302v Fuzzy Steady State Decomposition Based Multi Model Control of Nonlinear Processes Applied to pH Control

Srinivas Karra, Ryan S. Senger, and M. Nazmul Karim. Chemical Engineering, Texas Tech University, Lubbock, TX 79409-3121

In chemical industry many processes are operated at the verge of instability or at a sensitive condition where a small perturbation leads to a phenomenal change in the process behavior, for optimal production objectives. This proves detrimental and may lead to the failure of control loop when the operating conditions slowly drifts to a neighboring region where the process behaves in an entirely different manner. A single linear controller will definitely fail in controlling such processes.
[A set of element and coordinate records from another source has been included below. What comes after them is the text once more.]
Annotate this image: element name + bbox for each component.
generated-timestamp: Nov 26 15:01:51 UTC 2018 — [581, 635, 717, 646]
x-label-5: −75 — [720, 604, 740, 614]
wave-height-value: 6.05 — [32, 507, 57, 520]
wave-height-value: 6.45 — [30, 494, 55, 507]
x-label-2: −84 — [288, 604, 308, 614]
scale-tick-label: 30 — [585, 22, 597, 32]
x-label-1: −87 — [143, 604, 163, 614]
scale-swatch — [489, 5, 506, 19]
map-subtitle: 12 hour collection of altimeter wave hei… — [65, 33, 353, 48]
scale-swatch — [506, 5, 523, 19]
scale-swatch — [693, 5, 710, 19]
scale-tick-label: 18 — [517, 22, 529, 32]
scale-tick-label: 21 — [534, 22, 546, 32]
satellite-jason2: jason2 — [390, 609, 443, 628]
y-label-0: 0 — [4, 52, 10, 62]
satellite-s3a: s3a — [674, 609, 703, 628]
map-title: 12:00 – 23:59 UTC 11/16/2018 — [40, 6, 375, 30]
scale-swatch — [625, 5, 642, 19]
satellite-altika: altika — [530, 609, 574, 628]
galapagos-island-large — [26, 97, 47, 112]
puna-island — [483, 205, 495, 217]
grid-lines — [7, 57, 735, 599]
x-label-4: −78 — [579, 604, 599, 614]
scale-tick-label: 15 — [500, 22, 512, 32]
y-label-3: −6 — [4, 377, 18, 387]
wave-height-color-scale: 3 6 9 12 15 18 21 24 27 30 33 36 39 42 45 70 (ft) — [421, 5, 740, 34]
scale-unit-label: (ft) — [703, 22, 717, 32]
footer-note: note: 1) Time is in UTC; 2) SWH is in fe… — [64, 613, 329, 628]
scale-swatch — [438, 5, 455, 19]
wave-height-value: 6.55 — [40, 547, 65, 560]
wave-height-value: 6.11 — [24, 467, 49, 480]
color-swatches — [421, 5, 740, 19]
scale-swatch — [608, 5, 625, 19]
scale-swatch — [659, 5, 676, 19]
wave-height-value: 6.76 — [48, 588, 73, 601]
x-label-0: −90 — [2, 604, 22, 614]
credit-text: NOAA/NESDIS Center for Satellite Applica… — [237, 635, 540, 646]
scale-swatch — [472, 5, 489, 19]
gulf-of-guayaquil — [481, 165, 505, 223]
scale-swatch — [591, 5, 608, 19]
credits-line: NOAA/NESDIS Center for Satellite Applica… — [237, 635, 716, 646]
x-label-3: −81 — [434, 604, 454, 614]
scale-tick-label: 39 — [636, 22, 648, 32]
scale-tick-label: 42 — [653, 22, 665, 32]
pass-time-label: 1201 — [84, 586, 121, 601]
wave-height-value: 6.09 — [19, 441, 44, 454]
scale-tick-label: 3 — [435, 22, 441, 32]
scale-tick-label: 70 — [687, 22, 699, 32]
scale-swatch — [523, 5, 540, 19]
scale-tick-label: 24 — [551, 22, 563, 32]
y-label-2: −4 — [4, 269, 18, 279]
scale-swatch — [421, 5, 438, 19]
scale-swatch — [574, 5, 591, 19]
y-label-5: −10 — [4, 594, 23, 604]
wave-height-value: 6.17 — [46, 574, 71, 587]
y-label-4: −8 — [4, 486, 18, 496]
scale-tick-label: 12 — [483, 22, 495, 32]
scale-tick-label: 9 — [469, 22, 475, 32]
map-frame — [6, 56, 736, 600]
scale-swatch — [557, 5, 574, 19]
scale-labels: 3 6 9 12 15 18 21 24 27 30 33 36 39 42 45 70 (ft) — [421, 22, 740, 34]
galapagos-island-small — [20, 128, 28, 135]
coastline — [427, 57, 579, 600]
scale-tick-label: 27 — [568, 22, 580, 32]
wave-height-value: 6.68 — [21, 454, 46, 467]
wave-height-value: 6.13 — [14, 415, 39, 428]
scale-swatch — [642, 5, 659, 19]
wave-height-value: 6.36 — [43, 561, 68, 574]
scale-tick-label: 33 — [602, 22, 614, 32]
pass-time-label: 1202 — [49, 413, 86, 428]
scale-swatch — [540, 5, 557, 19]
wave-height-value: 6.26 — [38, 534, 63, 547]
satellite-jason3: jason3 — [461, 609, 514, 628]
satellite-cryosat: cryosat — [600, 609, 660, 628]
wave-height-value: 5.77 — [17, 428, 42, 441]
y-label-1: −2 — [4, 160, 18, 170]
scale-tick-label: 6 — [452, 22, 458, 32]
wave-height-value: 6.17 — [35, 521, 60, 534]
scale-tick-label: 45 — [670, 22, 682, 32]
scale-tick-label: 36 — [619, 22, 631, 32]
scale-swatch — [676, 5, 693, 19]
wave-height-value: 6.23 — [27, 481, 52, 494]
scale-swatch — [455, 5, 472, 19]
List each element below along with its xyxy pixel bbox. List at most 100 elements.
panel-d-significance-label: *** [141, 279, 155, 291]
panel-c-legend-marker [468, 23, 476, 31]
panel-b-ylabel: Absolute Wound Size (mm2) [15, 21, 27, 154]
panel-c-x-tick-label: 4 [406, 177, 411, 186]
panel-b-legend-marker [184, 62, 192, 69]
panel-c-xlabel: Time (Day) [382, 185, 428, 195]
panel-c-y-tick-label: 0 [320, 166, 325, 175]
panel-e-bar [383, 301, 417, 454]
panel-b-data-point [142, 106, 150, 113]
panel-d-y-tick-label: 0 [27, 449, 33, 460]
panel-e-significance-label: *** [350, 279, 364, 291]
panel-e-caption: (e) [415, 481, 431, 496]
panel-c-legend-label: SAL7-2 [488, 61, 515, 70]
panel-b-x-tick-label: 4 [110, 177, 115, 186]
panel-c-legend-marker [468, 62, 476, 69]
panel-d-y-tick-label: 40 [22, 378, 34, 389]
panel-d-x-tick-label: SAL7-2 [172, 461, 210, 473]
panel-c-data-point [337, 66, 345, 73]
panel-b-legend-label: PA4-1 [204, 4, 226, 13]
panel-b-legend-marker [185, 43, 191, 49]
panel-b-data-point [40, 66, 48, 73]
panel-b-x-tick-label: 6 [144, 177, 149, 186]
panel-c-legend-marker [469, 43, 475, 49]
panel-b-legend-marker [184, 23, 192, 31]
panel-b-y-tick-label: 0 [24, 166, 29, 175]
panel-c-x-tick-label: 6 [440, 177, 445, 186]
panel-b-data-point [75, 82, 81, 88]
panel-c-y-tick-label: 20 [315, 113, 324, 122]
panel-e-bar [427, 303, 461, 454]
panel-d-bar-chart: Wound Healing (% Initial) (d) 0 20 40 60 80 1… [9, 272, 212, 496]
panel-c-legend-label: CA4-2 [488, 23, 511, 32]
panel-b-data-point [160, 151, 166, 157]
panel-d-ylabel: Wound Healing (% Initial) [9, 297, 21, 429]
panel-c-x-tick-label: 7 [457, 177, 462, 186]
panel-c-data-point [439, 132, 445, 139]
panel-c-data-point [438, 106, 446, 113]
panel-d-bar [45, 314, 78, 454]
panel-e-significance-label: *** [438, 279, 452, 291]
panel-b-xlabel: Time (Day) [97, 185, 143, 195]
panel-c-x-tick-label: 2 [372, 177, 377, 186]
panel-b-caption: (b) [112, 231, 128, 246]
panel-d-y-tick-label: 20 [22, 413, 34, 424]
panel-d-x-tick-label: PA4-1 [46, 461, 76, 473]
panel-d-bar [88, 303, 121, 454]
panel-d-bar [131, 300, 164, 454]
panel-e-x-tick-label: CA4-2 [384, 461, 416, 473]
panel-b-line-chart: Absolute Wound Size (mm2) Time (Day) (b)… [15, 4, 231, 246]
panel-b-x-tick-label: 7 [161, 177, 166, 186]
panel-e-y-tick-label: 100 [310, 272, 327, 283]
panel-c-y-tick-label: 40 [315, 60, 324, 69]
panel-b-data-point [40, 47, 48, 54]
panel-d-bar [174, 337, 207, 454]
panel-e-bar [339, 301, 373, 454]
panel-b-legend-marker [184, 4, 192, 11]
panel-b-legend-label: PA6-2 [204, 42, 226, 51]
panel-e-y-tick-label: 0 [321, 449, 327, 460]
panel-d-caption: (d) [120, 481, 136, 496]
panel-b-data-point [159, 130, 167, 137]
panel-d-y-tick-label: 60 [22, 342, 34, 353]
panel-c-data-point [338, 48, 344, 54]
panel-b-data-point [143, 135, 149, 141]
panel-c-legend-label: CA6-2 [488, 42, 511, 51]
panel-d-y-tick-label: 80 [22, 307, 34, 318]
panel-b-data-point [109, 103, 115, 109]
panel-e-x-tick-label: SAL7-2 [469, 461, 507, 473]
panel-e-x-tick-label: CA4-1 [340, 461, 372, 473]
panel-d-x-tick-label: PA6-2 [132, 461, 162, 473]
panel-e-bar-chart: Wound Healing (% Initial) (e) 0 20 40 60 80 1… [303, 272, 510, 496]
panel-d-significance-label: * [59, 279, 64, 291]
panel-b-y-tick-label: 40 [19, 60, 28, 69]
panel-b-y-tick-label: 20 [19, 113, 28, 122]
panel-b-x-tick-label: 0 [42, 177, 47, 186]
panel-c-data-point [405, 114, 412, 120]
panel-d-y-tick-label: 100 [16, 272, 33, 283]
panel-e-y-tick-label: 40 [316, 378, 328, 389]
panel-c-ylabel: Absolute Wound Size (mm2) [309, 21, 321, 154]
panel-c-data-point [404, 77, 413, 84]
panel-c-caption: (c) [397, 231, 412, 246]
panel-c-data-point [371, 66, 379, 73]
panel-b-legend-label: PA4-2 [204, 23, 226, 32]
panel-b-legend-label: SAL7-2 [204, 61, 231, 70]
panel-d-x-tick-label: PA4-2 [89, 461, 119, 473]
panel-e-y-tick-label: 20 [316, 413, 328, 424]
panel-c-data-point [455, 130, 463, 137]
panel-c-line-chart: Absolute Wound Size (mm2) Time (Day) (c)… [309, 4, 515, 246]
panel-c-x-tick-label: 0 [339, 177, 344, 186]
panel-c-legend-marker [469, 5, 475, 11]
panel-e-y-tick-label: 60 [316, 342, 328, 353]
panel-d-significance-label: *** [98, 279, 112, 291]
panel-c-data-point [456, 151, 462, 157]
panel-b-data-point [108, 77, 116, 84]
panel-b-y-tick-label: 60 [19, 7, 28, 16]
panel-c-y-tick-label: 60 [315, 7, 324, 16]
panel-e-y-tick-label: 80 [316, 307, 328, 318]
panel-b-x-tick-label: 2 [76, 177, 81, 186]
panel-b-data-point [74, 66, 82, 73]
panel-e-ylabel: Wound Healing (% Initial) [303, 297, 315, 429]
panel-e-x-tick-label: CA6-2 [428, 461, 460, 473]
Solutions proposed in the literature for this challenging problem can be broadly classified into two, a nonlinear model based controller or a multi model controller. Developing a nonlinear model for the entire domain of operation is a tough task and hence this approach has some limitations. The later one is based on a steady state decomposition of the operating region into different linear regions. Different controllers are employed for each linear region, and an appropriate manipulative input move is determined by the current operating region. Exact decomposition of the steady state into multiple linear regions is done by ignoring the effect of ever changing process behavior (as time goes the steady state mapping of a process may change as in pH neutralization processes) and external disturbances. Another draw back is approximating the nonlinear mapping may require many linear regions. These problems can be surpassed by decomposing the operating space into overlapping linear regions. This can be done by fuzzy c-means clustering on the steady state data. This also drastically reduces the number of linear regions to approximate the nonlinear steady state mapping, whatever the degree of nonlinearity is. An integral action is introduced into the control algorithm which nullifies the steady state offset due to mismatch between the plant and local model.

In this work we applied fuzzy steady state decomposition based multi model control to a waste water neutralization process characterized by both steady state as well as dynamic nonlinearities. A new sensitivity metric is used to find the belonging of current operating region to the previously identified cluster and further control implementation.